そこで ペンリジェント がその重要な価値を証明しています。Penligentは単なるスキャナーではなく、AIを活用した自動ペネトレーションテストプラットフォームです。ブラウザエンジンの脆弱性については、Penligentはユニークな機能を提供します:
- プリミティブ・シンセシス PenligentのAIエージェントは、クラッシュダンプを分析し、不安定なOOBリードを信頼性の高いOOBリードに変換する方法を自動的に推測します。
アドレスプリミティブです。V8のオブジェクト・レイアウトを理解し、エクスプロイト・コードを動的に生成する。 - クロスプロセス論理推論: Mojo IPCの欠陥について、PenligentはChromeの
モジョムインターフェイスの定義。
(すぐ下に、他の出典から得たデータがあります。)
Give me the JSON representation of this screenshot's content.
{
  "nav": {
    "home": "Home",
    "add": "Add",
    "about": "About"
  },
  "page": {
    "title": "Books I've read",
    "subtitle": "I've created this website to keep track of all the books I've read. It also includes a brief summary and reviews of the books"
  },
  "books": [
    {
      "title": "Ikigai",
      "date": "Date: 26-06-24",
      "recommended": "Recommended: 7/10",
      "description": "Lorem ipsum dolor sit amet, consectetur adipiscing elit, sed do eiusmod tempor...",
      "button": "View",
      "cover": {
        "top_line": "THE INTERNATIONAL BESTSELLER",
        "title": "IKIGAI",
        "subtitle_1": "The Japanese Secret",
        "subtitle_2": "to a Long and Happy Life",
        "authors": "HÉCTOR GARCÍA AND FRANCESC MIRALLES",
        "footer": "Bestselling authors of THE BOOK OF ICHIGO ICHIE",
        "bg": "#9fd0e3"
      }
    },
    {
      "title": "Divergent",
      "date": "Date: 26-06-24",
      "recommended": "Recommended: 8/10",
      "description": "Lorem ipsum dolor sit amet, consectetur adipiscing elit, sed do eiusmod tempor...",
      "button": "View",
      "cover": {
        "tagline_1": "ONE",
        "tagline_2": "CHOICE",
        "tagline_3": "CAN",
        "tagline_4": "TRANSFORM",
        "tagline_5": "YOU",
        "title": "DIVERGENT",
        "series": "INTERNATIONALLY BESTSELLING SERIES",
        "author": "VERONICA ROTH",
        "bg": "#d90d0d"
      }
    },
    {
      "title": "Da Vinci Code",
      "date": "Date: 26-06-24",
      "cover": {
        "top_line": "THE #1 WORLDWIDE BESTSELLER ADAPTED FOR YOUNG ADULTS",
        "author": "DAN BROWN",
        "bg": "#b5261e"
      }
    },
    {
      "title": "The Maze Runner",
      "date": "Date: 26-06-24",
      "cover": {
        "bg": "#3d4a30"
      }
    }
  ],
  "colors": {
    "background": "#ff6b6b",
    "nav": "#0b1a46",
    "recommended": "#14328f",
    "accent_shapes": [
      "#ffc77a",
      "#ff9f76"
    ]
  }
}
エッジケースロジックをテストするIPCメッセージシーケンスを自動的に生成し、サンドボックスから脱出しようとする危険なレンダラーをシミュレートする。
Penligentは、高度な脆弱性リサーチャーの思考をシミュレートすることで、情報公開からパッチ適用までの間の重要な時間において、自社のセキュリティ対策がこれらのキルチェーンを断ち切ることができるかどうかを検証します。
防衛戦略パッチを超える
2025年の脅威の状況に直面したとき、単に「クロームをアップデートし続ける」ことは、解決策ではなくベースラインである。
- V8サンドボックスを強制する: V8サンドボックス機能が厳密に有効になっていることを確認してください。これは、アドレス空間の限られた領域内でヒープ破壊エクスプロイトをトラップし、プロセスメモリ全体を破壊することを防ぎます。
- 攻撃面の減少: 企業環境では、不要なWebGLやWebGPU機能をグループポリシーで無効にし、CVE-2025-14174のような攻撃ベクトルをブロックする。
- 行動モニタリング(EDR): レンダラプロセスが異常な IPC 接続を作成しようとしたり、実行可能メモリページ(RWX)を割り当てたりするなど、レンダラの異常な動作を検出できる EDR ソリューションを導入する。
結論
2025年のChromeのゼロデイ状況は、ブラウザのセキュリティが深海に突入したことを証明している。ANGLEのメモリ破壊からMojoの論理エスケープまで、攻撃者はブラウザのアーキテクチャの微細な亀裂を悪用している。筋金入りのセキュリティ・エンジニアにとって、このような低レベルの脆弱性を使いこなすことは、ブラウザ・セキュリティを向上させる上で非常に重要です。 エクスプロイト・メカニクス そして、AIによる自動検証を採用することが、このラインを維持する唯一の方法である。